Extreme Motors: Ousadia, Loucura ou Experiência?

Eu considero alguns esportes uma verdadeira arte. Quando se trata de motociclismo, além do maravilhoso balé mostrado no Moto GP, há por outro lado a criatividade e a coragem de alguns pilotos da categoria Xtreme Moto Sports, se é que posso chamar assim, incluindo neste contexto o Freestyle e X-Trial.

Conheçam alguns desses caras e, no final, assista ao vídeo (aqui mesmo no blog, ou clicando no link para o Youtube, no novo canal do Louco por Motos, o Motonews TV):

1. Toni Bou

Nascido Antoni Bou i Mena, em 1986, este espanhol é o nome mais reconhecido na categoria Trial Extreme. Com muita técnica e prática, ele salta entre rochas, troncos de árvores e outros locais nada convencionais. Foi campeão do FIM Trial World Championship entre os anos de 2007 e 2020, na categoria outdoor.

Fig. 1. Toni Bou. Fotos: MotorHome/Honda Racing

2. Adam Raga

Também espanhol, Adam Raga (nasc. 1982) coleciona 4 campeonatos indoor e outros 2 outdoor. Assim como Bou, o cara é um fera no Trial Extreme, saltando entre rochas e obstáculos impensáveis para motos. 

Fig. 2. Adam Raga. Fotos: Facebook

3. Blake Williams

Já o australiano Blake Williams, mais conhecido por Bilko, nascido em 1985, é um dos renomados pilotos na categoria Freestyle Motocross. Saltos nas alturas, whips, backflips, heart attacks, rulers e outras manobras são algumas que o cara é capaz de fazer sem dificuldades.

Fig. 3. Blake "Bilko" Williams. Fotos: site oficial

4. Marcelo Simões

Esse é outro campeão do Freestyle Motocross, estilo outdoor, que faz manobras radicalíssimas e, veja só, o cara é brasileiro. Isso mesmo! Ele é Pentacampeão Brasileiro de FMX e foi Campeão Mundial do FMX das Nações, ocorrido na Alemanha, em 2014.

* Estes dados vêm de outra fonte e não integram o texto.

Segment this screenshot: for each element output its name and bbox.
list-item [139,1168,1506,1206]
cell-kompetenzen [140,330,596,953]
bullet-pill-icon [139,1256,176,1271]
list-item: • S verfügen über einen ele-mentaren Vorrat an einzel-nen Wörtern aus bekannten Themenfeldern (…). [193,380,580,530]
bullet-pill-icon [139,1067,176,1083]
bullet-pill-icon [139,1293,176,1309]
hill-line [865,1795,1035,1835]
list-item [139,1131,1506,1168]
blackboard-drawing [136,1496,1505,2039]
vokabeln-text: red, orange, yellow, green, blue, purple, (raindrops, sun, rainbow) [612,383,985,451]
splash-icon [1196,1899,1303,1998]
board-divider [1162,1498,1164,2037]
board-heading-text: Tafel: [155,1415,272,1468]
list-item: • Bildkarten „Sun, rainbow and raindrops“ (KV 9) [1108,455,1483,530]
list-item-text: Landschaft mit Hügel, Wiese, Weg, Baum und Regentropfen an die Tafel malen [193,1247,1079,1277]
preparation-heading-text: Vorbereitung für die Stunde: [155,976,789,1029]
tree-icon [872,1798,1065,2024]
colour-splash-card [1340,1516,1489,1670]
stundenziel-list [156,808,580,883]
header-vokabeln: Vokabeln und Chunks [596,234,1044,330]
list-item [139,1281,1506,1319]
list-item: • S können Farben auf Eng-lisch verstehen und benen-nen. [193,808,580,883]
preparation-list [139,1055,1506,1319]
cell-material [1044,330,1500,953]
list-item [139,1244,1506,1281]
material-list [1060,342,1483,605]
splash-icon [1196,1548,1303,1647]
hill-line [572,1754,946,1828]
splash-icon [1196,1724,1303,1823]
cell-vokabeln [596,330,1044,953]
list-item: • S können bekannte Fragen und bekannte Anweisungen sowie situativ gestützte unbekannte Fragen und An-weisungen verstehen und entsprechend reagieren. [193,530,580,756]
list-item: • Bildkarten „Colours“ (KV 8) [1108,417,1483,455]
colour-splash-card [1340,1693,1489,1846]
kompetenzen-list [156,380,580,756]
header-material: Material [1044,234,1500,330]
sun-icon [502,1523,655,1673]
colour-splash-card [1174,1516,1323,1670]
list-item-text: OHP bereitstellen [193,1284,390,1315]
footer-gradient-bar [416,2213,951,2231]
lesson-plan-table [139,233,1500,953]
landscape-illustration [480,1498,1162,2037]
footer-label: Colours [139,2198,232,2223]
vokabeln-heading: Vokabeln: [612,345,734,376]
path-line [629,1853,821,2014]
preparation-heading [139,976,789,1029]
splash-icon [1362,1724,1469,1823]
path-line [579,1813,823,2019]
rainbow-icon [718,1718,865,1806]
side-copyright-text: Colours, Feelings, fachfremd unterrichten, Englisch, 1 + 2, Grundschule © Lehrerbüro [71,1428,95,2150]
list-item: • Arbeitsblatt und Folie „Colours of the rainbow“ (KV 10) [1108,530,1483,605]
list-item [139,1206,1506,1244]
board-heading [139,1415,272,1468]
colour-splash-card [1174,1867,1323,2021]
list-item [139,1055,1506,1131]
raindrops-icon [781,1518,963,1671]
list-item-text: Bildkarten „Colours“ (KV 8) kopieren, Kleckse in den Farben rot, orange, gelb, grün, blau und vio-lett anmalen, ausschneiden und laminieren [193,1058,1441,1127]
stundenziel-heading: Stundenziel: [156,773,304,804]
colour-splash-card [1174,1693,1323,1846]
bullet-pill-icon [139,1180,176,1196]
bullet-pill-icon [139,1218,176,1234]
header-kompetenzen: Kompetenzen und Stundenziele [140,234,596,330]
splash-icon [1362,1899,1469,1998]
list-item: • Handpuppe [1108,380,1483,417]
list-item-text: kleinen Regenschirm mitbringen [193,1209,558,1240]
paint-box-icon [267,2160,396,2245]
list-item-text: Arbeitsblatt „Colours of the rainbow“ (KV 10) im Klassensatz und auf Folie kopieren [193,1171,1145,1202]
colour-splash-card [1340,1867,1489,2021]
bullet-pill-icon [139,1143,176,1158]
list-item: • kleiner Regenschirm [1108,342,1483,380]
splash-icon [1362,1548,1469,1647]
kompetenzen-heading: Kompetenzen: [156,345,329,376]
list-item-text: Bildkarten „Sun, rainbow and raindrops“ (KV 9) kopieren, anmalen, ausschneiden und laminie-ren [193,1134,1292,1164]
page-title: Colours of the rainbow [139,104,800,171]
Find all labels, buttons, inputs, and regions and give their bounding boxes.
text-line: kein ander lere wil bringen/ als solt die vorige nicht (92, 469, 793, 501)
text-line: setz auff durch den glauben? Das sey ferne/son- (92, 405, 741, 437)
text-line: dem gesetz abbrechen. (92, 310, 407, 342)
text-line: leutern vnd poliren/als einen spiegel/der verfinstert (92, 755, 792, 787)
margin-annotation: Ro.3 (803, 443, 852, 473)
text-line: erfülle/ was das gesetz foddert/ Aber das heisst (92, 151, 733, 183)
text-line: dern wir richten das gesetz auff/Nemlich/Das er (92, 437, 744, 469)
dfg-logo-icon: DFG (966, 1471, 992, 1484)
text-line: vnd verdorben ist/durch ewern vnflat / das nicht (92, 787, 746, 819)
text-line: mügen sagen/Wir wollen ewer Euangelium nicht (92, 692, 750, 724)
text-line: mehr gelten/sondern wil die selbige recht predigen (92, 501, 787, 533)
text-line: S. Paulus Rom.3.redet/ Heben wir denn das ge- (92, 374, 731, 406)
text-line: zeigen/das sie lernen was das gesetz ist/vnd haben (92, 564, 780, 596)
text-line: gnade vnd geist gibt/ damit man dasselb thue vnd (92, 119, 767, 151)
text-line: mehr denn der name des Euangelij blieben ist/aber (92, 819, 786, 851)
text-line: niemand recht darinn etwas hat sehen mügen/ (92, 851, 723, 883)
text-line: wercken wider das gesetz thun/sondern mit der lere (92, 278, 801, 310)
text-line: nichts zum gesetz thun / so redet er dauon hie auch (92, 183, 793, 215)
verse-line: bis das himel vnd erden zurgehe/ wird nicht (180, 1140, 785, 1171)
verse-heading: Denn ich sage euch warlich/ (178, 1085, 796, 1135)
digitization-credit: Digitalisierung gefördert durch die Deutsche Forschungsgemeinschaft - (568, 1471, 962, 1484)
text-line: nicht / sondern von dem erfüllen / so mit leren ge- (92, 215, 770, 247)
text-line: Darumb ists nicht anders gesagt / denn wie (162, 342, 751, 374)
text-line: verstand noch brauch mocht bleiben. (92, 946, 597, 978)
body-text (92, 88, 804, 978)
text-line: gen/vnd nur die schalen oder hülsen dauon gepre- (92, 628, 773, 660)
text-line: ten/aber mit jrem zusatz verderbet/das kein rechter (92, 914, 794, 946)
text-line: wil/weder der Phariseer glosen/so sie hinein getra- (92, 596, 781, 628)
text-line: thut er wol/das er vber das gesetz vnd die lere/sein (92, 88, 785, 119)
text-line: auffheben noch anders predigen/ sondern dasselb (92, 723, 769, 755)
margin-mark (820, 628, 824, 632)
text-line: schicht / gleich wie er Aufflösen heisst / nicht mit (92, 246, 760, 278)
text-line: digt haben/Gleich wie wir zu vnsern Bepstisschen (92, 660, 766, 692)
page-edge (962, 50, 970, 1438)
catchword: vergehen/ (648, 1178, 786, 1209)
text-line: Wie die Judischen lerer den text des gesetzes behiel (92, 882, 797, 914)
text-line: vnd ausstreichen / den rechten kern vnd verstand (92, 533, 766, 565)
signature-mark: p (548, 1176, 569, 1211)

Fig. 4. Marcelo Simões. Fotos: ESPN

5. Chris Birch

Agora, falamos de uma lenda. Chris Birch, piloto veterano e patrocinado pela KTM, é o cara que aparece, normalmente, nos vídeos institucionais da fabricante alemã. Tem uma grande habilidade com qualquer estilo de moto, mas mostra ser muito bom nas bigtrails da KTM, cuja categoria é denominada Hard Enduro

Fig. 5. Chris Birch. Fotos: divulgação KTM.

6. Takahisa Fujinami

Japonês, nascido em Janeiro de 1980, Fujinami é um dos mais fortes nomes nesta categoria de esportes. Participa de competições do gênero desde 1995 e já venceu, pelo menos, 6 campeonatos. É parceiro de Toni Bou, apresentando-se pela Honda Racing Team.

Fig. 6. Takahisa Fujinami. Fotos: divulgação.

A categoria Extreme é um outro nível no mundo do motociclismo esportivo. E não é para poucos. O motoca, além da coragem e da falta de medo em quebrar alguns ossos, precisa treinar exaustivamente, diariamente e saber que nenhum obstáculo é pequeno pra ele. Em outras palavras, jamais ele vai desrespeitar a máquina e a natureza das coisas. Senão, ou não se torna um extremer, ou vai ter um final infeliz.

FreeStyle

Como o próprio nome já diz, a categoria Free Style é de estilo motocross livre, ou seja, o
motoca sobe em sua moto e mostra o que de melhor sabe fazer. Isso inclui manobras de todas as formas e estilos, enquanto o piloto faz malabarismos sobre o assento.

O FreeStyle é dividido em Indoor e Outdoor, sendo este último mais comum, já que, por ser ao ar livre, muitos são os participantes que se organizam informalmente e começam suas demonstrações. Mas, claro, em meio às chamadas "zoeiras" há também eventos sérios e organizados em parcerias com empresas de forma legal e com apoio da polícia e do Corpo de Bombeiros. 

Fig. 7. Freestyle indoor, com Toni Bou. Foto: Dreamstime

Fig. 8. Motocross Freestyle Outdoor
O FreeStyle Indoor é realizado em ambientes fechados, como ginásios, nos quais os participantes saltam enormes rampas e fazem um show de malabarismo impressionante. 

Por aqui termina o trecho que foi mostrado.